At $850, the tenant’s rent is “well below” market rate, he told the court, with other tenants in the building paying two or three times that amount. According to court documents, the tenant, who is 73 and disabled, has received rental assistance through the Beacon Housing Authority’s Housing Choice Voucher program.
In a deposition, Jobanputra said he notified the tenant on Feb. 22 that his lease would not be renewed after it expired on May 31. At the time of his testimony, Jobanputra said the tenant had remained in the apartment for nearly three months “for which we have not demanded or received rent.”
After renovations, Jobanputra said he hopes to “obtain market-based rent.” He added: “From what I understand, it would not be possible” for the tenant to pay that rate.

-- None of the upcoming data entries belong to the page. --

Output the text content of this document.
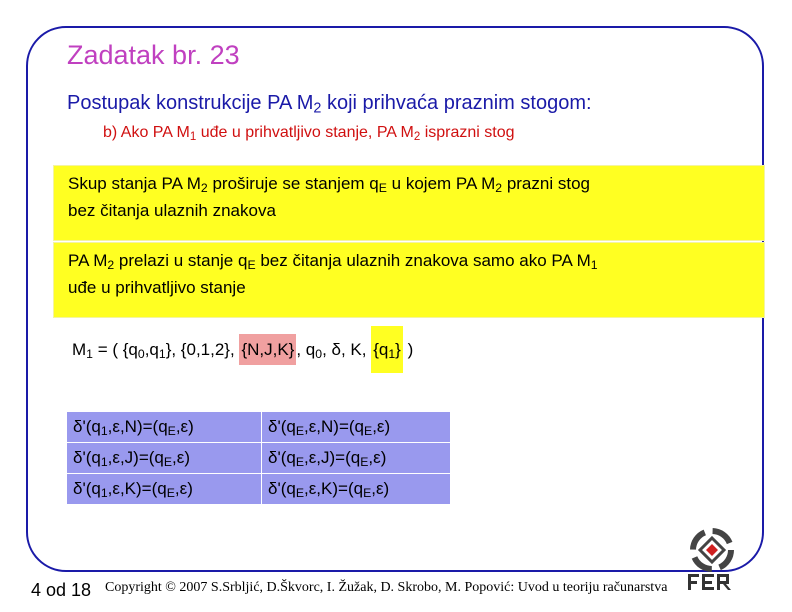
Zadatak br. 23
Postupak konstrukcije PA $M_2$ koji prihvaća praznim stogom:
b) Ako PA $M_1$ uđe u prihvatljivo stanje, PA $M_2$ isprazni stog
Skup stanja PA $M_2$ proširuje se stanjem $q_E$ u kojem PA $M_2$ prazni stog
bez čitanja ulaznih znakova
PA $M_2$ prelazi u stanje $q_E$ bez čitanja ulaznih znakova samo ako PA $M_1$
uđe u prihvatljivo stanje
$M_1$ = ( $\{q_0,q_1\}$, {0,1,2}, {N,J,K} , $q_0$, δ, K, $\{q_1\}$ )
$\delta'(q_1,\varepsilon,N)=(q_E,\varepsilon)$	$\delta'(q_E,\varepsilon,N)=(q_E,\varepsilon)$
$\delta'(q_1,\varepsilon,J)=(q_E,\varepsilon)$	$\delta'(q_E,\varepsilon,J)=(q_E,\varepsilon)$
$\delta'(q_1,\varepsilon,K)=(q_E,\varepsilon)$	$\delta'(q_E,\varepsilon,K)=(q_E,\varepsilon)$
4 od 18 Copyright © 2007 S.Srbljić, D.Škvorc, I. Žužak, D. Skrobo, M. Popović: Uvod u teoriju računarstva
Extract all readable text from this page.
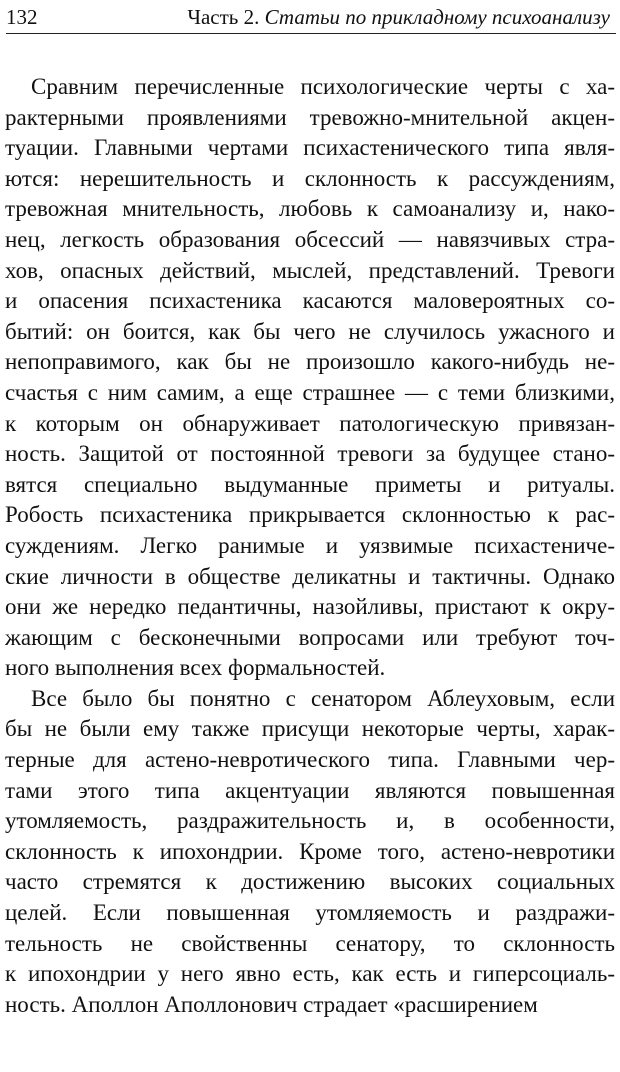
132	Часть 2. Статьи по прикладному психоанализу

Сравним перечисленные психологические черты с ха-
рактерными проявлениями тревожно-мнительной акцен-
туации. Главными чертами психастенического типа явля-
ются: нерешительность и склонность к рассуждениям,
тревожная мнительность, любовь к самоанализу и, нако-
нец, легкость образования обсессий — навязчивых стра-
хов, опасных действий, мыслей, представлений. Тревоги
и опасения психастеника касаются маловероятных со-
бытий: он боится, как бы чего не случилось ужасного и
непоправимого, как бы не произошло какого-нибудь не-
счастья с ним самим, а еще страшнее — с теми близкими,
к которым он обнаруживает патологическую привязан-
ность. Защитой от постоянной тревоги за будущее стано-
вятся специально выдуманные приметы и ритуалы.
Робость психастеника прикрывается склонностью к рас-
суждениям. Легко ранимые и уязвимые психастениче-
ские личности в обществе деликатны и тактичны. Однако
они же нередко педантичны, назойливы, пристают к окру-
жающим с бесконечными вопросами или требуют точ-
ного выполнения всех формальностей.

Все было бы понятно с сенатором Аблеуховым, если
бы не были ему также присущи некоторые черты, харак-
терные для астено-невротического типа. Главными чер-
тами этого типа акцентуации являются повышенная
утомляемость, раздражительность и, в особенности,
склонность к ипохондрии. Кроме того, астено-невротики
часто стремятся к достижению высоких социальных
целей. Если повышенная утомляемость и раздражи-
тельность не свойственны сенатору, то склонность
к ипохондрии у него явно есть, как есть и гиперсоциаль-
ность. Аполлон Аполлонович страдает «расширением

Nancy Brodey Koch of the nonprofit Legal Services of the Hudson Valley, who represents the tenant, argued that the landlord’s 90-day notice did not indicate a cause, such as a breach of the tenant’s lease, for the decision not to renew. Citing state law and precedent, in addition to the city’s good-cause law, the “tenant is entitled to a concise statement of the ultimate facts” upon which the eviction proceeding is based, she said.
Without that information, a tenant cannot prepare their defense, rendering the landlord’s notice “defective,” Koch said. She asked Mensch to dismiss the case and award “other further relief” as deemed appropriate.